There remains, however, one more feature of the airline industry that we should consider with respect to the issue of fortress hubs. Specifically we need to consider the way in which airports are constructed and operated in the United States. Airports have typically been constructed and operated as public enterprises. That is, they are government owned and operated. The funding to construct airports has come from local bond issues and from federal funds. To obtain gates and landing slots the airlines sign use agreements with the public authorities assigned the task of overseeing airport operations.
There are two types of use agreements commonly employed. They are the compensatory agreement and the residual cost agreement. A compensatory agreement is a standard type of contract. The airline agrees to compensate the airport authority for its use of the facilities according to the terms of the agreement. The rates for leasing gates and for landing and take-off slots are spelled out in the agreement. Under this type of contract the financial risk of the airport remains with the airport authority.
A residual cost agreement is somewhat different. Under the terms of this contract the airlines agree to pick up any additional costs of the airport not covered by previous payments for gates, landing and take-off slots, concessions and other ground-related revenues. This contract shifts the financial liability from the airport authority to the airlines. In particular, the airline most at risk is the one with the dominant presence at the airport using such a contract.
Dominant airlines have been unwilling to sign these agreements without the inclusion of a “majority-in-interest clause.” A majority-in-interest clause allows the airline underwriting the burden of the financial risk the power to control future capital decisions. Thus a dominant airline could prevent the expansion of the airport if the proposed construction did not meet its own time frame for expansion. In a very real sense, the airline would be in a position to thwart entry because of the nature of the use agreement.
The problem in this case is not a competitive airline industry. Rather the problem is a socialized system of airports. If the airports were privatized this problem would vanish, for an entrepreneurial airport would seek profitable airport expansions. Someone might try to argue that airlines which currently have the majority positions at airports would end up purchasing the airports so as to continue to limit entry and competition; but this argument is weak. In this case the airline would be pitted against itself. Should it operate its airport at a less than optimal level and take a loss on the airport for the sake of its air passenger service?

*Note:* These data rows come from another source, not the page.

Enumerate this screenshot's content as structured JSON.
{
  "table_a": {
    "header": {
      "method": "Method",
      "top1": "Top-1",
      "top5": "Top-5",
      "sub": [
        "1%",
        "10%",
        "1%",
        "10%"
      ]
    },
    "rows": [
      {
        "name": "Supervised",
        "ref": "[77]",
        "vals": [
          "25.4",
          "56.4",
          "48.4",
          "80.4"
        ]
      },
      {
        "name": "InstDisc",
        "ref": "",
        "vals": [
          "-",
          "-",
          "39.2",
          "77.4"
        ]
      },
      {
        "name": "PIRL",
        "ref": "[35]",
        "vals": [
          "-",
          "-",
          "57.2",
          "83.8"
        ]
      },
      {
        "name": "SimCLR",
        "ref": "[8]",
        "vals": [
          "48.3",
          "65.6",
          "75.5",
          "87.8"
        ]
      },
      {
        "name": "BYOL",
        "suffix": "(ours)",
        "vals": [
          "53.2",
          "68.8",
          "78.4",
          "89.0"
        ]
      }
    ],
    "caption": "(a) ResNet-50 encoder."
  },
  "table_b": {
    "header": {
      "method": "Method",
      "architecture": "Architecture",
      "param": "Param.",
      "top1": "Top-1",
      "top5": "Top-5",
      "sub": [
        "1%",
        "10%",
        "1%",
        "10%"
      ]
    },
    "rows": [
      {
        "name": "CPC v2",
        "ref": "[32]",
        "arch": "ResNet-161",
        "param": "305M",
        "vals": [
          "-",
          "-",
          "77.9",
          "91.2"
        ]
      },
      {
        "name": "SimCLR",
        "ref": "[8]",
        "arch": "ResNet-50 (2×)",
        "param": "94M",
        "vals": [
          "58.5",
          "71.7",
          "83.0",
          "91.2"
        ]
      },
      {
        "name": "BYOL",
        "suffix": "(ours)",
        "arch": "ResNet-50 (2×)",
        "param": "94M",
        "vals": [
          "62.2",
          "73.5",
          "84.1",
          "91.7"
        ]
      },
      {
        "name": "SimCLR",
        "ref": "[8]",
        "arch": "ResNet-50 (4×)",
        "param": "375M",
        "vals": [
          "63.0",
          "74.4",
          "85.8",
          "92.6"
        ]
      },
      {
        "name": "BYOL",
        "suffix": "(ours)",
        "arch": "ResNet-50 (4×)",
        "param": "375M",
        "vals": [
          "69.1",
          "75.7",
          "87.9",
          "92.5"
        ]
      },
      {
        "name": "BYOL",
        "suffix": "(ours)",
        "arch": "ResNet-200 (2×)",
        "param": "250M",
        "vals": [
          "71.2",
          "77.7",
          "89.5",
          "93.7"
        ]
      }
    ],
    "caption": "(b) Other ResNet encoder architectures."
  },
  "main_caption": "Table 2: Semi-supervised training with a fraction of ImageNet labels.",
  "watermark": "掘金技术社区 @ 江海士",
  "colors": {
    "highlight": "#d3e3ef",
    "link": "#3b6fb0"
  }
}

I think the answer is no. Through the fortress hub situation the competitive airline industry has revealed to us another industry which needs to be competitive.
What will happen to the airline industry in the future? Will it be re-regulated as the industry prognosticators have forecast or will it remain competitive? Will we ever seriously consider privatizing the airports or will we continue to operate them as relics from the past? For now we don’t know the answers to these questions. Let us hope that we will have the common sense to maintain and enjoy not only a competitive airline industry, but a competitive airport industry to match.